Mechanistically, this is logical, as the longer the current business cycle continues without a recession - and some immaculate increase in productivity and r-star - the flatter the curve become:
If the Fed has a long way to go into the cycle, the back end remains steep. However, as the hikes approach the final destination (the Long rate), the curve will continue to flatten reflecting the declining inflation expectations. These are pure mechanics of the Fed cycle. These stylized facts are illustrated in the Figure 14.

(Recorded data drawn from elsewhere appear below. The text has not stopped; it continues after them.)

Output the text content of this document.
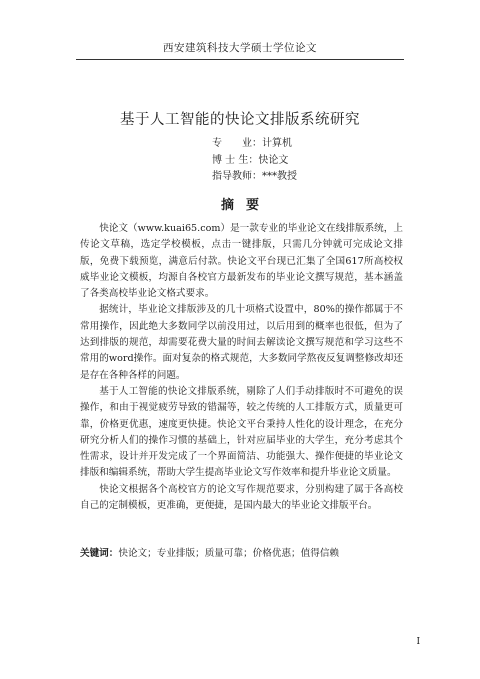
西安建筑科技大学硕士学位论文
基于人工智能的快论文排版系统研究
专　　业：计算机
博 士 生：快论文
指导教师：***教授
摘要

快论文（www.kuai65.com）是一款专业的毕业论文在线排版系统，上传论文草稿，选定学校模板，点击一键排版，只需几分钟就可完成论文排版，免费下载预览，满意后付款。快论文平台现已汇集了全国617所高校权威毕业论文模板，均源自各校官方最新发布的毕业论文撰写规范，基本涵盖了各类高校毕业论文格式要求。

据统计，毕业论文排版涉及的几十项格式设置中，80%的操作都属于不常用操作，因此绝大多数同学以前没用过，以后用到的概率也很低，但为了达到排版的规范，却需要花费大量的时间去解读论文撰写规范和学习这些不常用的word操作。面对复杂的格式规范，大多数同学熬夜反复调整修改却还是存在各种各样的问题。

基于人工智能的快论文排版系统，剔除了人们手动排版时不可避免的误操作，和由于视觉疲劳导致的错漏等，较之传统的人工排版方式，质量更可靠，价格更优惠，速度更快捷。快论文平台秉持人性化的设计理念，在充分研究分析人们的操作习惯的基础上，针对应届毕业的大学生，充分考虑其个性需求，设计并开发完成了一个界面简洁、功能强大、操作便捷的毕业论文排版和编辑系统，帮助大学生提高毕业论文写作效率和提升毕业论文质量。

快论文根据各个高校官方的论文写作规范要求，分别构建了属于各高校自己的定制模板，更准确，更便捷，是国内最大的毕业论文排版平台。

关键词：快论文；专业排版；质量可靠；价格优惠；值得信赖
I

This is also a problem, because all else equal, the Fed has at most two more rate hikes before it loses control. In the interim, it somehow has to reprice both risk premia and vol higher... but without crashing equities, forcing a new easing cycle, which may include not only more QE but also NIRP:
"Given where long rates are, Fed appears as overly hawkish – it has only two more hikes to go and, for volatility and risk premia to reprice higher, the gap has to widen. As is appears unlikely that the Fed will be cutting rates any time soon, the gap could widen only if the Long rates sell off."
And, as noted above, "for anything to happen, 5Y5Y sector has to move higher", however the $6.4 trillion question is whether this sell off in long rates will be violent or controlled. As Kocic concludes, "This is the catalyst for everything."